Biz forma aşkıyla oynuyorduk şimdi devir profesyonellik devri

22 Aralık 1999. Galatasaray o gün Kadıköy’de son kez Fenerbahçe karşısında galip geldi. O maçta Galatasaray forması giyen Ergün Penbe ve Fenerbahçe’nin kalesini koruyan Rüştü Reçber’i bir araya getirdik. İkili, bu akşamki dev derbi öncesi Galatasaray’ın son Kadıköy galibiyetinin öyküsünden başlayıp ezeli rekabetin iki camiada da nasıl yaşandığını anlattı...

1991 yılında Ümit Milli Takım kamplarında başlayan bir arkadaşlık onlarınki... O zamanlar henüz birisi Kilimlispor formasını sırtına geçirmiş diğeri ise Antalyaspor için ter döküyordu. Aradan yıllar geçti, biri Galatasaraylı oldu diğeri ise Boğaz'ın diğer yakasında, Fenerbahçe stadında buldu kendini. Biri 13 sezon boyunca Galatasaray formasını üzerinden çıkarmayıp UEFA Kupası, Süper Kupa ve şampiyonluklar kazanırken diğeri Türk futbol tarihinin en önemli kalecileri arasında yer aldı. Önce Barcelona'ya transfer oldu ardından Fenerbahçe'ye döndü ve en sonunda futbolu Beşiktaş'ta bıraktı.
Rüştü Reçber ve Ergün Penbe'den bahsediyoruz, yani Türk futbol tarihine adını kazımış, efsane kadrolarda yer almış unutulmaz isimlerden.
Malumunuz, bu akşam çok önemli bir derbi maçı bizleri bekliyor. Kadıköy'de Fenerbahçe ile Galatasaray karşı karşıya gelecek. İki tarafın da şampiyonluk yarışında olduğu ve de Galatasaray'ın 21 yıldır Kadıköy'de galibiyete hasret çektiği düşünülünce maçın önemi daha da artıyor. İşte biz de buradan hareketle yıllar boyunca defalarca derbi heyecanını iki farklı tarafta yaşamış olan Ergün Penbe ve Rüştü Reçber ile bir araya gelelim diyoruz. Maksadımız derbiyi, Galatasaray'ın son Kadıköy galibiyetini ve çok daha fazlasını enine boyuna masaya yatırmak... Ergün Hoca şimdilerde Tarsus İdman Yurdu'nun teknik direktörlüğünü üstleniyor, Rüştü Hoca ise Türkiye Futbol Federasyonu'nda idari bir görevde.
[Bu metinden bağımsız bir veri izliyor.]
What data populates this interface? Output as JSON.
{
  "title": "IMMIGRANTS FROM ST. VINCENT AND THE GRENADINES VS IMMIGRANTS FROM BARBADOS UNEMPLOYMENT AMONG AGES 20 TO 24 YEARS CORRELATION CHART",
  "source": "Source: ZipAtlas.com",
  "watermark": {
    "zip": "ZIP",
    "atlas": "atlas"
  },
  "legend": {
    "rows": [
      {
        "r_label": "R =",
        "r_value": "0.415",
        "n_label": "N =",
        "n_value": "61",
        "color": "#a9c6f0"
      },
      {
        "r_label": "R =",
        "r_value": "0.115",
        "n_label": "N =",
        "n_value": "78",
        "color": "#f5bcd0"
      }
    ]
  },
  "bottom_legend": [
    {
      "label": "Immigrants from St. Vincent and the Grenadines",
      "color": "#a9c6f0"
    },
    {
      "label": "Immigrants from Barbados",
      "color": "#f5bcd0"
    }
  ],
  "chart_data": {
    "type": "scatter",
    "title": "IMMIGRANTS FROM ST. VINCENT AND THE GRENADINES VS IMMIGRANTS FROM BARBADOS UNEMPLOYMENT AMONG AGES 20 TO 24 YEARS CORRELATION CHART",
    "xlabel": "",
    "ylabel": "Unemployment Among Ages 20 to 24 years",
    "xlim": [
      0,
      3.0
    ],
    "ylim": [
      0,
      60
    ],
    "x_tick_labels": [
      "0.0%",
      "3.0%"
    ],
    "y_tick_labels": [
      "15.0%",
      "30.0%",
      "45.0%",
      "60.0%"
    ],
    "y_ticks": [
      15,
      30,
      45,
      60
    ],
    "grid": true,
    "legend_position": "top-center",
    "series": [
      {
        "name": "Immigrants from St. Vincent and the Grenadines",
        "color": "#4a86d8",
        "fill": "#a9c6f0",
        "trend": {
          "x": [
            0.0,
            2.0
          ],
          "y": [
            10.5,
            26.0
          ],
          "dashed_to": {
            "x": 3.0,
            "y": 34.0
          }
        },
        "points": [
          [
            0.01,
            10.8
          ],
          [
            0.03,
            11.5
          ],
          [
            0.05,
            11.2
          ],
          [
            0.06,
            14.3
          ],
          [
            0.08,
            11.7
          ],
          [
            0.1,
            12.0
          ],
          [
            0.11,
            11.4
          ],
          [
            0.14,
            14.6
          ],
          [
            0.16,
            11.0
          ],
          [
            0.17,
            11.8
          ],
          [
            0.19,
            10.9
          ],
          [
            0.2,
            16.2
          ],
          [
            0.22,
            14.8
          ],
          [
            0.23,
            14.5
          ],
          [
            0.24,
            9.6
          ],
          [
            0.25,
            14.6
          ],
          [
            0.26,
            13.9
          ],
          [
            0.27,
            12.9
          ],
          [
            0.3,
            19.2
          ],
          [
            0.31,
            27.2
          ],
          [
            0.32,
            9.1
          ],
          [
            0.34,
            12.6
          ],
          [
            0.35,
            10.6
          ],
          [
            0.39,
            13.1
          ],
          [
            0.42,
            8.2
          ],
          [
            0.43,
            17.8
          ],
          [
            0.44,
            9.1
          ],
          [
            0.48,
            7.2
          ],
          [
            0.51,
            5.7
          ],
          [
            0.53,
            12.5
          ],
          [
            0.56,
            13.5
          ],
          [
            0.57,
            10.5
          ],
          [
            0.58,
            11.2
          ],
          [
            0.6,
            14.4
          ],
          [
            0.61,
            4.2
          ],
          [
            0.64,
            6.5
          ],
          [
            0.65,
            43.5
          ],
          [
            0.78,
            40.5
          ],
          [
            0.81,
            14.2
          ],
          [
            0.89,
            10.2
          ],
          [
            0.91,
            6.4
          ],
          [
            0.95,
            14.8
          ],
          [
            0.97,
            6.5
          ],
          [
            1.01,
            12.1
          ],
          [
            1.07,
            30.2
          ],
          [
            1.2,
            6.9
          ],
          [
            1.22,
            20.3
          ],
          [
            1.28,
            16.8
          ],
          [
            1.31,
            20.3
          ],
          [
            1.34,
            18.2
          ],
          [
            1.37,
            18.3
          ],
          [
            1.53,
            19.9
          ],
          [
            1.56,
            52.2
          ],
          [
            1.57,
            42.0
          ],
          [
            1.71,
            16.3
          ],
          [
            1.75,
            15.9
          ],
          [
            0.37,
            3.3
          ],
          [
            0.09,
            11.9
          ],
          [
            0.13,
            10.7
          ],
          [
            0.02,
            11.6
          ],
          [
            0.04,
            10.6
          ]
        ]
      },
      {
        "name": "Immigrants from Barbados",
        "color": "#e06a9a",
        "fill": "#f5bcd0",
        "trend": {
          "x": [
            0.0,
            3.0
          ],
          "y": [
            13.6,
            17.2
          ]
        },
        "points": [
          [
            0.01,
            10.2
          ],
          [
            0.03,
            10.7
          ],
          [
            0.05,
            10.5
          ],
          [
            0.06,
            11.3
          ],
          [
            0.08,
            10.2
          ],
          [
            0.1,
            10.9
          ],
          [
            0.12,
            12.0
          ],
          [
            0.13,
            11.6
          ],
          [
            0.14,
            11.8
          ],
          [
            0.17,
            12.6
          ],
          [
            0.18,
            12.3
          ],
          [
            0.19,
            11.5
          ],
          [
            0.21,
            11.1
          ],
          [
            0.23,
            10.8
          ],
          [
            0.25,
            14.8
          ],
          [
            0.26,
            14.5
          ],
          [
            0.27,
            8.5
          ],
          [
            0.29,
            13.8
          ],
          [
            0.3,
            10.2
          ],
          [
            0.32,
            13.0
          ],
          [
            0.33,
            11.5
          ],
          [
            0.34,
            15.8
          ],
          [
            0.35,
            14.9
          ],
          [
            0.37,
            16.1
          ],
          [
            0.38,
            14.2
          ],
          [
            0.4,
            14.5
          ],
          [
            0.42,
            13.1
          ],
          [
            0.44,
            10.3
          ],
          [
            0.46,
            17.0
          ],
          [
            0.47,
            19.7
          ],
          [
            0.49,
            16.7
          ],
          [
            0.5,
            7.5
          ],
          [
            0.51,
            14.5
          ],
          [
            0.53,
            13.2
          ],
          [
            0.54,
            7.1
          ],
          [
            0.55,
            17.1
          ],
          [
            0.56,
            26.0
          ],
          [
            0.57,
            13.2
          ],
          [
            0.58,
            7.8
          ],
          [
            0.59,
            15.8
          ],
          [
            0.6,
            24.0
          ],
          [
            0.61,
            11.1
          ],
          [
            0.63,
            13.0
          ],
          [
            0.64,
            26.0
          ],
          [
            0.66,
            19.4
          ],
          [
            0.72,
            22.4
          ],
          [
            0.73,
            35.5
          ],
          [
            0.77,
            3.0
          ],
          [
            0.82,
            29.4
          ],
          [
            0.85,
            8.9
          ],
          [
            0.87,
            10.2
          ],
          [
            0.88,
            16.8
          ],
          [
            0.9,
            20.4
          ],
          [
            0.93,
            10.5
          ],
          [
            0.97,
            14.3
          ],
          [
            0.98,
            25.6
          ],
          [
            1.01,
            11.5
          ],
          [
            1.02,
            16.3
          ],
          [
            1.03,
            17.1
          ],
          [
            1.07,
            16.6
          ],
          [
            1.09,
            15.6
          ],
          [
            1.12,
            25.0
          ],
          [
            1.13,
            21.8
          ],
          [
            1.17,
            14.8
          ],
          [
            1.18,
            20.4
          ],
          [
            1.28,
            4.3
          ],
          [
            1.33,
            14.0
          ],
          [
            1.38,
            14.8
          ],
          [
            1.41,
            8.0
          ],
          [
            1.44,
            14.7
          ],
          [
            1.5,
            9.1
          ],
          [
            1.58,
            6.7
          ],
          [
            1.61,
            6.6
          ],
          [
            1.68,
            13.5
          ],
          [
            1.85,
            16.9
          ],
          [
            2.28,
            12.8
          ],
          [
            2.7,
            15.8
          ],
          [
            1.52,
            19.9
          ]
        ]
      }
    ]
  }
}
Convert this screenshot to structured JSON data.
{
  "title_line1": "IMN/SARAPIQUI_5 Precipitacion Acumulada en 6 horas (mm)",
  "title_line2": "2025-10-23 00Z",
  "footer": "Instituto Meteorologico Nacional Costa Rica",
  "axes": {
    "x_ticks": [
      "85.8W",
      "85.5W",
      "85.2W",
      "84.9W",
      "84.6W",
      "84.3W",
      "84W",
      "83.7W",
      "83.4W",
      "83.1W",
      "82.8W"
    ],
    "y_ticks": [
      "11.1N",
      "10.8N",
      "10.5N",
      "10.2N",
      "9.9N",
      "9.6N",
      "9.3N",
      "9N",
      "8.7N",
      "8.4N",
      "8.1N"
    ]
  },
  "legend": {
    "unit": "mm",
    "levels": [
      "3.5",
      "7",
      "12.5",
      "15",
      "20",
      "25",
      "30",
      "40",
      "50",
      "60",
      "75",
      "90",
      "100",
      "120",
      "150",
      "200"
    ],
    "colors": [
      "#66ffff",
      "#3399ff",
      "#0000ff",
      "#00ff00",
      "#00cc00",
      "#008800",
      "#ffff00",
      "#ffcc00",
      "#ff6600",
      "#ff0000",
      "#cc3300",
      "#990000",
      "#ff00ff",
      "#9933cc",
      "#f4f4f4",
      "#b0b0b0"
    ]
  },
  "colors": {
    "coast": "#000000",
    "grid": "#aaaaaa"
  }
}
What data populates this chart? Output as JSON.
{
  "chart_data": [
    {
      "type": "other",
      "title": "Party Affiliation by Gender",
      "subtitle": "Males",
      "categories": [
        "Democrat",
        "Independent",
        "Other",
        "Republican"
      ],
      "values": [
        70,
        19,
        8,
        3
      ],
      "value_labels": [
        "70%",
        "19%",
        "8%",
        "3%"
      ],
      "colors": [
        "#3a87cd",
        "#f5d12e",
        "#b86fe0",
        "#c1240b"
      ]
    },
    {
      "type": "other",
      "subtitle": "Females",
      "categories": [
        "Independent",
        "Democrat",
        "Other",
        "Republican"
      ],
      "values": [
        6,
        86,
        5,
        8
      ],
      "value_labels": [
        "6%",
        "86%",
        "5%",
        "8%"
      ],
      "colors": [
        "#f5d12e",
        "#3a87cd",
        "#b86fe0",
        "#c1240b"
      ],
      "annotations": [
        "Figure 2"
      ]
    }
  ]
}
Beş, altı aydır görüşemiyormuş ikili ve birbirlerini ilk gördükleri an haliyle koyu bir sohbete dalıyorlar. Daha sonra da "Ne iyi ettiniz de bir araya getirdiniz yahu bizi" diyorlar.
Nihayetinde başlıyoruz derbiyi konuşmaya...


RÜZGARI BULDULAR 2 GOL ATTILAR
- Tarih 22 Aralık 1999. Kadıköy'deki son Galatasaray galibiyeti... Ergün Hocam, o zaman 21 yıllık bir galibiyet hasretine gireceğinizin farkında değildiniz herhalde?
- Ergün Penbe: (Gülüyor) Tabii ki ileriyi görmek gibi yeteneğimiz yok.
Normal bir galibiyet aldık sanıyorduk, nereden bilelim, 21 yıl galibiyet alamayacağımızı!
Yine de ben şanslıyım. Galibiyet alan kadroda olduğum için.
- Rüştü Reçber: Aslında 1990'lı yıllarda zaten yine Galatasaray'ın Kadıköy'de çok galibiyeti olmuyordu.
- E.P: Doğru ama kupada şansımız tutuyordu bir şekilde...
- Aslında 1990'lı yıllardaki Fenerbahçe stadındaki ortam şimdiki gibi de değildi ama yine bir Fenerbahçe üstünlüğünden bahsediyoruz...
- R.R: Dediğin doğru. Hatta Ali Sami Yen Stadı o anlamda daha baskındı.
Fakat işte orada futbolcunun o baskıyı kaldırıp, durumu yönetebilme yeteneği ortaya çıkıyordu.
- 1999'daki maçı bir yaşayalım sizin ağzınızdan öyleyse tekrardan...
- R.R: Bu kadar son galibiyetten bahsedip bugün kazandıracaksın illa Galatasaray'a belli oldu (gülüyor)...
- Hocam ben de Fenerbahçeliyim merak etmeyin...
- E.P: Bir kere müthiş soğuk bir havaydı. Hem rüzgar vardı hem de yağmur. Bizim kaleci Mehmet degaj kullanıyordu, top yarı sahayı zar zor geçiyordu. Maç 2-1 bitmişti, hatta Fenerbahçe'nin golünü atan Moldovan, aslında orta açmak istemişti de rüzgardan kaleye gitmişti top. İstanbul'da öyle bir soğuk hatırlamıyorum.
- R.R: Hakikaten acayip bir havaydı.
Yine bu arkadaşlar (Ergün'ü kast ederek) saha içinde koşturduklarından sıkıntı olmuyordu, biz kalede hareketsiz iyice buz kesmiştik.
- E.P: Abi biz de koşmamıza rağmen üşümüştük, maç bitse de eve gitsek diyorduk. Son galibiyet olacağını bilsek öyle düşünür müydük acaba...
- Rüştü Hocam ben maçı tekrar izledim, yine ilk yarı epey zorlamışlar ama sanki sizi...
- R.R: İşte aldılar ilk yarı rüzgarı arkalarına iki gol attılar. İkinci yarı aynı kaleye biz hücum ettik, bir tane atabildik ancak. (Gülüyor) - E.P: Doğru söylüyor ya, ikinci yarı Fenerbahçe daha iyi oynamıştı.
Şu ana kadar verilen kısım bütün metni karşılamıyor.